Версия русской революции, предложенная Федотовым, явилась результатом конкретизации его исходной теоретической посылки, согласно которой интерпретация исторических событий с необходимостью должна охватывать «национальное содержание... культуры» [8, с. 268]. Следуя своей логике, ученый пришел к выводу о научной перспективности интерпретации русской революции в контексте национальной традиции: «Революция
должна расширить свое содержание, вобрать в себя maximum ценностей, созданных национальной историей» [8, с. 268]. Кстати, конструированием этого методологического приема Федотов косвенно подчеркнул важнейшую социальную функцию исторической науки - ее предназначение вносить свой решающий вклад в формирование национального сознания. Обращаясь к изучению представлений ученого о революции, следует учитывать специфичность его толкования самого термина «революция». Он писал: «... революция - термин, малопригодный для характеристики исторических движений. Революция, переворот, разрыв, ломка - механические термины, которые в применении к органическим процессам означают ненормальное, болезненное состояние, угрожающее смертью. Революции приемлемы лишь как частичные болезненные явления, заживляемые здоровыми силами социального организма. Заживляемые - но не всегда...» [9, с. 214]. Очевидно, в силу такого своего понимания революции мыслитель отказался от ее интерпретации лишь как факта, жестко локализованного во времени. Конечно, он стремился учитывать при ее анализе расстановку общественно-политических сил, включая позицию народных масс, накануне и непосредственно в ее ходе, при этом уделяя приоритетное внимание особенностям сознания участников этой исторической драмы. Обозначил он и ключевые различия между Февралем и Октябрем, «политическими символами России», как двумя вехами единого революционного процесса. Он писал: «Исторически они... входят ... в этот грандиозный процесс (русской революции. - Л.Г.) как его моменты» [10, с. 133]. Подобный подход Федотова для многих современников едва ли представлялся объективным [11].

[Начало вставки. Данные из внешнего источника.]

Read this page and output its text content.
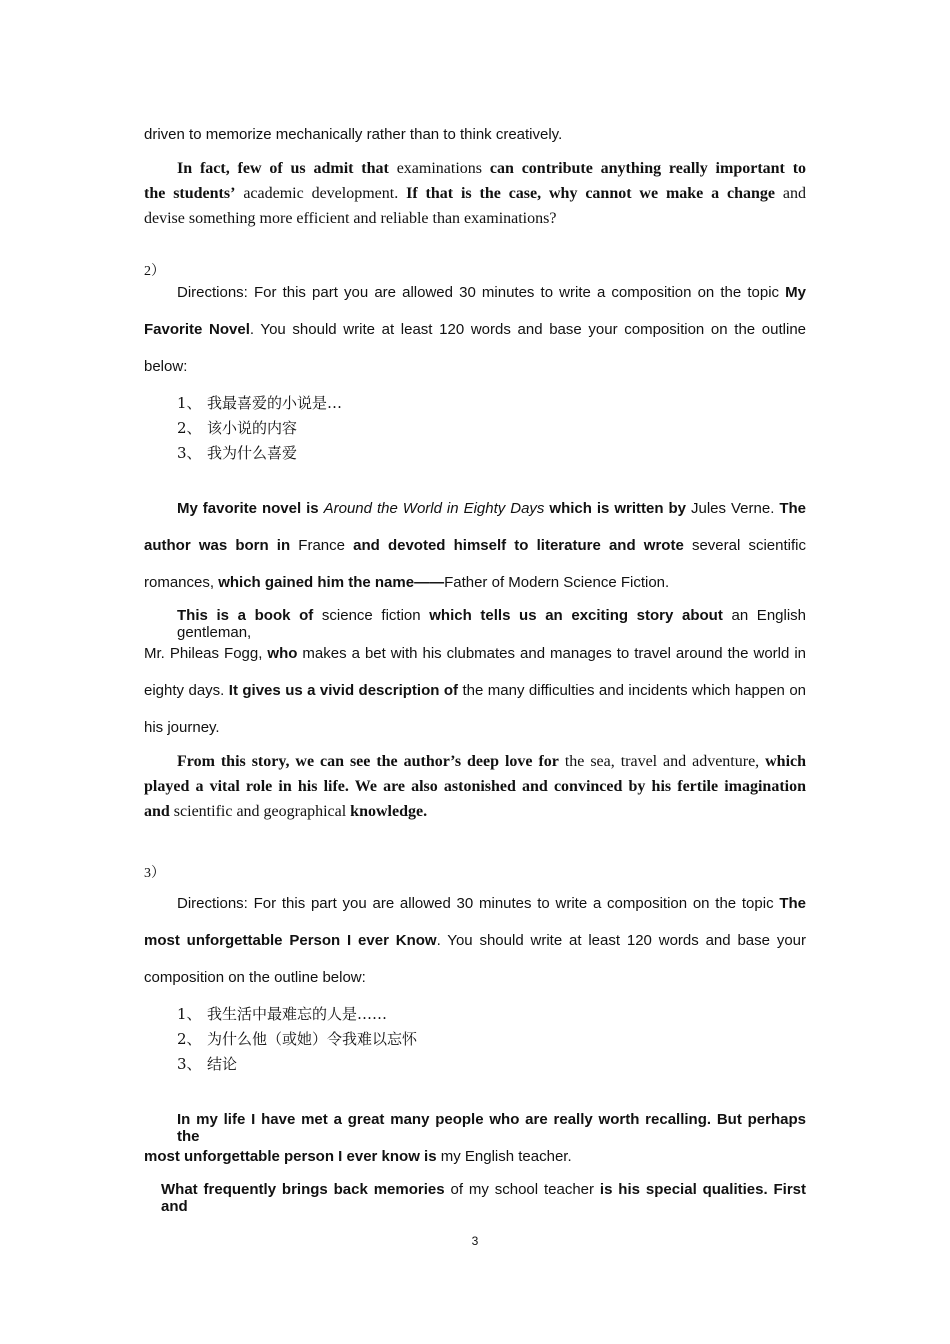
driven to memorize mechanically rather than to think creatively.
In fact, few of us admit that examinations can contribute anything really important to
the students’ academic development. If that is the case, why cannot we make a change and
devise something more efficient and reliable than examinations?
2）
Directions: For this part you are allowed 30 minutes to write a composition on the topic My
Favorite Novel. You should write at least 120 words and base your composition on the outline
below:
1、 我最喜爱的小说是…
2、 该小说的内容
3、 我为什么喜爱
My favorite novel is Around the World in Eighty Days which is written by Jules Verne. The
author was born in France and devoted himself to literature and wrote several scientific
romances, which gained him the name——Father of Modern Science Fiction.
This is a book of science fiction which tells us an exciting story about an English gentleman,
Mr. Phileas Fogg, who makes a bet with his clubmates and manages to travel around the world in
eighty days. It gives us a vivid description of the many difficulties and incidents which happen on
his journey.
From this story, we can see the author’s deep love for the sea, travel and adventure, which
played a vital role in his life. We are also astonished and convinced by his fertile imagination
and scientific and geographical knowledge.
3）
Directions: For this part you are allowed 30 minutes to write a composition on the topic The
most unforgettable Person I ever Know. You should write at least 120 words and base your
composition on the outline below:
1、 我生活中最难忘的人是……
2、 为什么他（或她）令我难以忘怀
3、 结论
In my life I have met a great many people who are really worth recalling. But perhaps the
most unforgettable person I ever know is my English teacher.
What frequently brings back memories of my school teacher is his special qualities. First and
3
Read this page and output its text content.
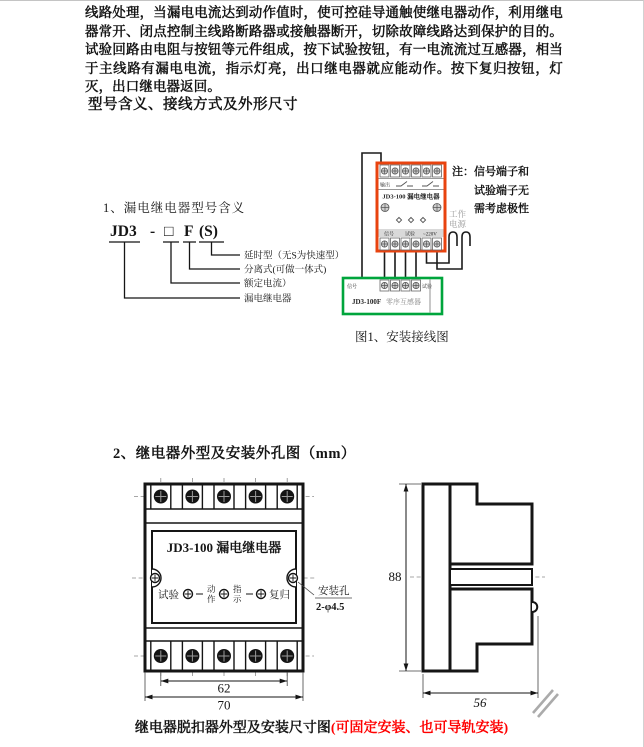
线路处理，当漏电电流达到动作值时，使可控硅导通触使继电器动作，利用继电器常开、闭点控制主线路断路器或接触器断开，切除故障线路达到保护的目的。试验回路由电阻与按钮等元件组成，按下试验按钮，有一电流流过互感器，相当于主线路有漏电电流，指示灯亮，出口继电器就应能动作。按下复归按钮，灯灭，出口继电器返回。
型号含义、接线方式及外形尺寸
1、漏电继电器型号含义
JD3 - □ F (S)
延时型（无S为快速型）
分离式(可做一体式)
额定电流）
漏电继电器
输出
JD3-100 漏电继电器
信号 试验 ~220V
注：信号端子和
试验端子无
需考虑极性
工作
电源
信号	试验
JD3-100F 零序互感器
图1、安装接线图
2、继电器外型及安装外孔图（mm）
JD3-100 漏电继电器
试验
动
作
指
示	复归	安装孔
2-φ4.5
62
70
88
56
继电器脱扣器外型及安装尺寸图(可固定安装、也可导轨安装)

В качестве историка Федотов, кроме того, не мог оставить без своего внимания предпосылки русской революции, причем для аргументации своих выводов он совершал достаточно отдаленные, нередко рискованные, экскурсы в историю. Этот прием согласовывался с его глубоким убеждением в том, что исторические события обретают особое звучание в случае, если «будущее сомкнется с прошлым в живую цепь» [8, с. 45]. Тем самым ученый
выражал собственное отношение к русской революции как к диалектическому моменту в сложном по своей природе российском историческом процессе. Важно подчеркнуть, что признание сложности отечественной истории являлось одним из постулатов, определявшим тот основной фон, на котором мыслитель рассматривал конкретные ее события. Он писал в связи с этим: «Русская история - трагическая вещь. Не было времени, когда бы она катилась по гладким дорогам, не сворачивая в ухабы и трясины» [8, с. 231]. Стремление мыслителя к объективности и взвешенности оценок в интерпретации революции, отношение к которой до настоящего времени отличается большой эмоциональной окрашенностью, определялось и его восприятием истории как трагедии. «Будем остерегаться двух ошибок: чрезмерно идеализировать прошлое - и рисовать его сплошь в черном свете. В прошлом, как и в настоящем, шла извечная борьба добрых и темных сил, правды и кривды, но, как и в настоящем, слабость, малодушие преобладали и над добром, и над злом», - писал он [12, с. 6].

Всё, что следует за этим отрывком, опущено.